= Wild Mary Sudik =

The Wild Mary Sudik gusher was an oil well blowout that took place on March 26, 1930 in what is now Oklahoma City, Oklahoma, USA. The gusher from Mary Sudik No. 1 well received extensive media coverage and was the subject of daily radio reports by NBC's Floyd Gibbons and newsreels that were shown in movie theaters. The gusher flowed for eleven days before it was capped on the third try.

Mary Sudik No. 1 well was developed by the Indian Territory Illuminating Oil Company on the property of Vincent and Mary Sudik. The well, located about 2000 ft to the southeast of the present intersection of Interstate 240 and Bryant Avenue, to the south of the Oklahoma City center, blew out when the drilling crew underestimated well pressures in the newly developed Wilcox formation, producing 20,000 barrels of oil and 200000000 cuft of gas per day from the 6471 ft well. According to the well completion report, it produced 15,441 barrels of oil in a test run for 13 hours and 15 minutes.
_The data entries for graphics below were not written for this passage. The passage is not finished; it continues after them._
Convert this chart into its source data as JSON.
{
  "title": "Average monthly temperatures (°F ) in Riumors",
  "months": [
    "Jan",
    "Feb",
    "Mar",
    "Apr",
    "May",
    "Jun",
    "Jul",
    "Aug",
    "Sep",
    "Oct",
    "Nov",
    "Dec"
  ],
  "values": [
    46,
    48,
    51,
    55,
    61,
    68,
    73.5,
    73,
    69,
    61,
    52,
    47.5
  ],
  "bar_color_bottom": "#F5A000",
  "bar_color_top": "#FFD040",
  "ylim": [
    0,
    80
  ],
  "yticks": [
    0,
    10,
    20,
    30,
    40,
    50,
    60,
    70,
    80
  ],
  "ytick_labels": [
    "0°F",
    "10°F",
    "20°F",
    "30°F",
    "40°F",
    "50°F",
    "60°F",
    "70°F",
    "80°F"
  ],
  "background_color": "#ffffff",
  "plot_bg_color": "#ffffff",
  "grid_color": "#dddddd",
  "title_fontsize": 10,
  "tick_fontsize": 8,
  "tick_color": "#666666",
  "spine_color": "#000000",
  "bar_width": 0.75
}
The crew had neglected to keep sufficient drilling mud in the well, and did not use a safety head, contrary to the accepted practice of the time, running the well "wild." The initial flow of gas from the well changed to oil after about a day, with oil fountaining up to 400 ft into the air. Oil vapor blew in the wind as far as Norman, 11 mi to the south. A safety zone was established around the well to prevent fire. The American Iron and Machine Company was engaged to cap the well, led by superintendent H. M. Myracle. The first attempt failed after twelve hours, but a second attempt restricted the flow, and oil was diverted into a pit until a final seal could be effected. A total of 211,600 barrels of oil was recovered from the vicinity of the well, and as many as 800,000 barrels were believed to have been wasted. Once controlled, Mary Sudik No. 1 was the most productive well in the world in 1930.
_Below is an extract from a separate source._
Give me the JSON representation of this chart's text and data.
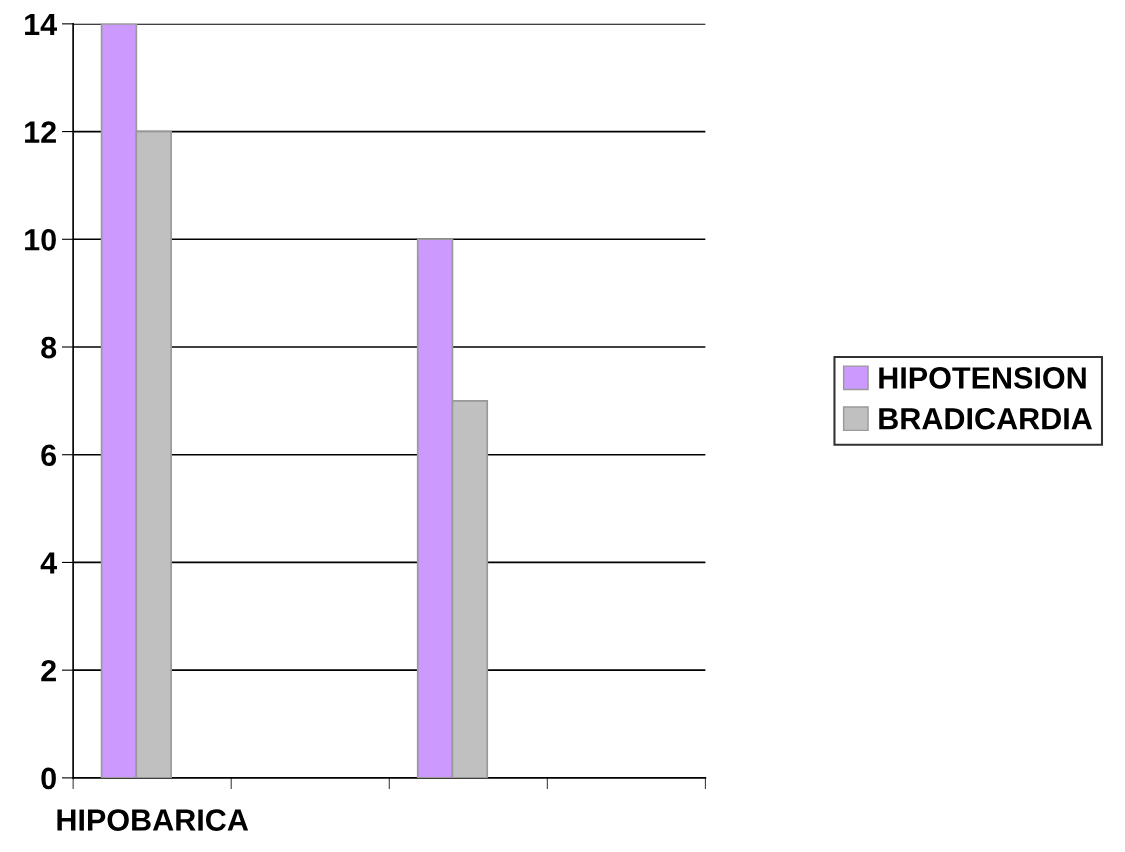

The blowout, and a similar gas well blowout in Oklahoma City the day after the Mary Sudik well was brought under control, stimulated the development and use of blowout preventers as standard equipment in petroleum well drilling, and resulted in greater regulation of well drilling in Oklahoma City.
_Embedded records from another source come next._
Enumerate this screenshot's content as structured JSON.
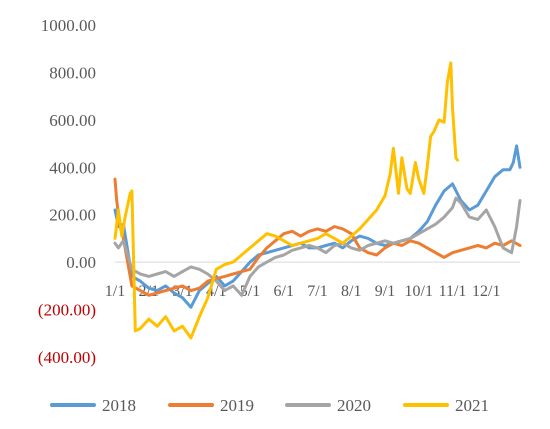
{
  "chart_data": {
    "type": "line",
    "y_tick_labels": [
      "1000.00",
      "800.00",
      "600.00",
      "400.00",
      "200.00",
      "0.00",
      "(200.00)",
      "(400.00)"
    ],
    "y_tick_values": [
      1000,
      800,
      600,
      400,
      200,
      0,
      -200,
      -400
    ],
    "ylim": [
      -400,
      1000
    ],
    "x_tick_labels": [
      "1/1",
      "2/1",
      "3/1",
      "4/1",
      "5/1",
      "6/1",
      "7/1",
      "8/1",
      "9/1",
      "10/1",
      "11/1",
      "12/1"
    ],
    "xlim": [
      1,
      13
    ],
    "grid": false,
    "legend_position": "bottom",
    "colors": {
      "2018": "#5B9BD5",
      "2019": "#ED7D31",
      "2020": "#A5A5A5",
      "2021": "#FFC000",
      "negative_tick": "#C00000",
      "positive_tick": "#595959"
    },
    "series": [
      {
        "name": "2018",
        "color": "#5B9BD5",
        "x": [
          1.0,
          1.1,
          1.25,
          1.5,
          1.75,
          2.0,
          2.25,
          2.5,
          2.75,
          3.0,
          3.25,
          3.5,
          3.75,
          4.0,
          4.25,
          4.5,
          4.75,
          5.0,
          5.25,
          5.5,
          5.75,
          6.0,
          6.25,
          6.5,
          6.75,
          7.0,
          7.25,
          7.5,
          7.75,
          8.0,
          8.25,
          8.5,
          8.75,
          9.0,
          9.25,
          9.5,
          9.75,
          10.0,
          10.25,
          10.5,
          10.75,
          11.0,
          11.25,
          11.5,
          11.75,
          12.0,
          12.25,
          12.5,
          12.7,
          12.8,
          12.9,
          13.0
        ],
        "values": [
          220,
          150,
          160,
          -60,
          -80,
          -110,
          -120,
          -100,
          -130,
          -150,
          -190,
          -120,
          -90,
          -60,
          -100,
          -80,
          -40,
          0,
          30,
          40,
          50,
          60,
          70,
          80,
          60,
          60,
          70,
          80,
          60,
          90,
          110,
          100,
          80,
          70,
          80,
          90,
          100,
          130,
          170,
          240,
          300,
          330,
          260,
          220,
          240,
          300,
          360,
          390,
          390,
          420,
          490,
          400
        ]
      },
      {
        "name": "2019",
        "color": "#ED7D31",
        "x": [
          1.0,
          1.05,
          1.15,
          1.25,
          1.5,
          1.75,
          2.0,
          2.25,
          2.5,
          2.75,
          3.0,
          3.25,
          3.5,
          3.75,
          4.0,
          4.25,
          4.5,
          4.75,
          5.0,
          5.25,
          5.5,
          5.75,
          6.0,
          6.25,
          6.5,
          6.75,
          7.0,
          7.25,
          7.5,
          7.75,
          8.0,
          8.25,
          8.5,
          8.75,
          9.0,
          9.25,
          9.5,
          9.75,
          10.0,
          10.25,
          10.5,
          10.75,
          11.0,
          11.25,
          11.5,
          11.75,
          12.0,
          12.25,
          12.5,
          12.75,
          13.0
        ],
        "values": [
          350,
          260,
          150,
          100,
          -100,
          -120,
          -140,
          -130,
          -120,
          -110,
          -100,
          -120,
          -110,
          -80,
          -70,
          -60,
          -50,
          -40,
          -30,
          20,
          60,
          90,
          120,
          130,
          110,
          130,
          140,
          130,
          150,
          140,
          120,
          60,
          40,
          30,
          60,
          80,
          70,
          90,
          80,
          60,
          40,
          20,
          40,
          50,
          60,
          70,
          60,
          80,
          70,
          90,
          70
        ]
      },
      {
        "name": "2020",
        "color": "#A5A5A5",
        "x": [
          1.0,
          1.1,
          1.25,
          1.5,
          1.75,
          2.0,
          2.25,
          2.5,
          2.75,
          3.0,
          3.25,
          3.5,
          3.75,
          4.0,
          4.25,
          4.5,
          4.75,
          5.0,
          5.25,
          5.5,
          5.75,
          6.0,
          6.25,
          6.5,
          6.75,
          7.0,
          7.25,
          7.5,
          7.75,
          8.0,
          8.25,
          8.5,
          8.75,
          9.0,
          9.25,
          9.5,
          9.75,
          10.0,
          10.25,
          10.5,
          10.75,
          11.0,
          11.1,
          11.25,
          11.5,
          11.75,
          12.0,
          12.25,
          12.5,
          12.75,
          12.9,
          13.0
        ],
        "values": [
          80,
          60,
          90,
          -30,
          -50,
          -60,
          -50,
          -40,
          -60,
          -40,
          -20,
          -30,
          -50,
          -80,
          -120,
          -100,
          -140,
          -60,
          -20,
          0,
          20,
          30,
          50,
          60,
          70,
          60,
          40,
          70,
          80,
          60,
          50,
          70,
          80,
          90,
          80,
          90,
          100,
          120,
          140,
          160,
          190,
          230,
          270,
          250,
          190,
          180,
          220,
          150,
          60,
          40,
          150,
          260
        ]
      },
      {
        "name": "2021",
        "color": "#FFC000",
        "x": [
          1.0,
          1.1,
          1.2,
          1.3,
          1.45,
          1.5,
          1.6,
          1.75,
          2.0,
          2.25,
          2.5,
          2.75,
          3.0,
          3.25,
          3.5,
          3.75,
          4.0,
          4.25,
          4.5,
          4.75,
          5.0,
          5.25,
          5.5,
          5.75,
          6.0,
          6.25,
          6.5,
          6.75,
          7.0,
          7.25,
          7.5,
          7.75,
          8.0,
          8.25,
          8.5,
          8.75,
          9.0,
          9.15,
          9.25,
          9.4,
          9.5,
          9.65,
          9.75,
          9.9,
          10.0,
          10.15,
          10.25,
          10.35,
          10.45,
          10.6,
          10.75,
          10.85,
          10.95,
          11.0,
          11.1,
          11.15
        ],
        "values": [
          100,
          220,
          110,
          190,
          290,
          300,
          -290,
          -280,
          -240,
          -270,
          -230,
          -290,
          -270,
          -320,
          -230,
          -150,
          -30,
          -10,
          0,
          30,
          60,
          90,
          120,
          110,
          90,
          70,
          80,
          90,
          100,
          120,
          100,
          80,
          110,
          140,
          180,
          220,
          280,
          370,
          480,
          290,
          440,
          310,
          290,
          420,
          350,
          290,
          400,
          530,
          550,
          600,
          590,
          760,
          840,
          650,
          440,
          430
        ]
      }
    ]
  }
}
The Sudiks were Czech immigrants who moved to Oklahoma from Nebraska in 1904 to buy their 160 acre dairy farm. They expanded the farm to two additional quarter sections, one of which, bought in 1924, was the site of the wild well. Mary had been the first to sign the well lease, so the wells on the property were named after her. Mary Valish Sudik, a modest woman, was offered roles in a vaudeville tour and a movie. She and her husband instead moved into town and lived quietly on the royalties from the thirteen wells on their property. Mary died in 1942, her obituary appearing on the front page of the Daily Oklahoman. Vincent died in 1940. Their son Orie was killed while working on a well in the Moore oil field of Oklahoma in 1945.

The Mary Sudik No. 1 well was finally plugged on June 22, 1974 by the operator, Cities Service Oil Company.